According to election official sources, the voter turnout recorded till 1 p.m. was 45.9 per cent.

About 45.9 per cent of Tripura’s electorate had cast their vote till 1 pm in the state Assembly elections which began at 7am today, Additional Chief Electoral Officer Tapas Roy said. Elections are being held in 59 out of the state’s 60 Assembly constituencies. The election in Charilam constituency was postponed following the death seven days ago of CPI(M) candidate Ramendra Narayan Debbarma.

No incidents of violence had been reported from anywhere in the state, officials said.

The voting process, however, got delayed in some booths of West Tripura, Khowai, Unakoti districts as election workers could not connect the EVMs or electronic voting machines, he said.

“Engineers rushed to the booths and put everything in order,” he added.

BJP leader Sudip Roy Burman and ruling CPI(M) leader Krishna Majumder, both candidates from the Agartala constituency, had earlier in the day claimed that voting in a few polling stations in the state capital were held up for more than 90 minutes because of EVM glitches.

Roy refuted the claims and said all voting machines were working.

State Director General of Police Akhil Kumar Shukla said security measures had been put in place across Tripura for the Assembly polls.

The BSF has been asked to keep a close vigil on the 856-km-long India-Bangladesh border in Tripura and 300 companies of central armed forces along with state armed personnel and police have been deployed across the state to ensure free and fair polls, he added.

Tripura Chief Electoral Officer Sriram Taranikanti said the Election Commission has appointed police observers, general observers and expenditure observers to oversee the entire poll process.

18BLPRUTRIPURA

More than 25 lakh voters will vote on February 18, 2018, in an election that has seen the BJP, an ‘also-ran’ till now in the north-eastern state, make a determined bid to demolish the red bastion of 25 years, with stalwarts like Prime Minister Narendra Modi and party chief Amit Shah leading the charge.

In hilly and tribal areas, women huddled in large numbers outside poll booths in their colourful traditional attires. Small-time shop keepers were seen doing brisk business selling tea and snacks to the voters. Voting will end at 4 pm in all the 3,214 polling stations in the state, election office sources said.

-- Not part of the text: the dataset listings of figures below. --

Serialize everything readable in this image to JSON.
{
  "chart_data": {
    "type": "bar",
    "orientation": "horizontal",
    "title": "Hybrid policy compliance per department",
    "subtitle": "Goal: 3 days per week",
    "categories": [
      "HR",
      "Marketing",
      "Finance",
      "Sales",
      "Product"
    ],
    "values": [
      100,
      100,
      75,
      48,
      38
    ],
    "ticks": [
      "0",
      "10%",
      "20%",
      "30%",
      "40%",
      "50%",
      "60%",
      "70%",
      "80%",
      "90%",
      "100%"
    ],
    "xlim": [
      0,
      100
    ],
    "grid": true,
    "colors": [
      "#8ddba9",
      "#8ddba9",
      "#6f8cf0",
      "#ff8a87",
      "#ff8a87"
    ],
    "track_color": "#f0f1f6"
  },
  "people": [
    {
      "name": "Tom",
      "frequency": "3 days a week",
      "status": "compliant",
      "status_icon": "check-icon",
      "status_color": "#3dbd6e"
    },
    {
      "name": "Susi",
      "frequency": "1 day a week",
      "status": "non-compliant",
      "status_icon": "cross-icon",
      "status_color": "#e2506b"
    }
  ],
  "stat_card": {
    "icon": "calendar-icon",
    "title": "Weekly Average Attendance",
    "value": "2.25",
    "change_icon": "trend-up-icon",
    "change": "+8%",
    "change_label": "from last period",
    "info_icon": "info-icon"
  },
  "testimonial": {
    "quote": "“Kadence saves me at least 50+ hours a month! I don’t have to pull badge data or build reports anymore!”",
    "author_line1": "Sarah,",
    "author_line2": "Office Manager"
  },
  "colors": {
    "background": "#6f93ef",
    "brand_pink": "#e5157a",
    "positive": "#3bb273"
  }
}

Altogether 307 candidates are in the fray with the CPI(M), the major partner of the ruling Left Front, contesting 56 seats and its constituents -- RSP, Forward Bloc and CPI -- one seat each.

The BJP, which forged a pre-poll alliance with tribal outfit Indigenous Peoples Front of Tripura (IPFT), has fielded 51 candidates. The IPFT, an anti-Left party, will contest the remaining nine.

The Congress is going it alone in Tripura this time and is contesting 59 seats. The party has not fielded any candidate from Kakrabon constituency in Gomati district.

Altogether, there are 25,73,413 registered voters, of whom 13,05,375 are male and 12,68,027 female. The number of voters under the third gender category in the state is 11 and that of the new voters is 47,803. Twenty seats are reserved for the scheduled tribes.

State Director General of Police Akhil Kumar Shukla said security measures are in place across Tripura to ensure free and fair polls.

He said 300 companies of central armed forces have been deployed along with state armed personnel and police, while BSF is keeping keep a close vigil along the 856-km-long India-Bangladesh border in Tripura, he added.

Tripura Chief Electoral Officer Sriram Taranikanti said the Election Commission has appointed police observers, general observers and expenditure observers to ensure hassle-free polls.

The director general of Indo-Tibetan Border Police (ITBP), R K Pachnanda, has been appointed as a special observer to coordinate with the security forces deployed in the state.

Counting of votes would be taken up on March 3 and the voting for Charilam constituency will be conducted on March 12, sources in the election office said.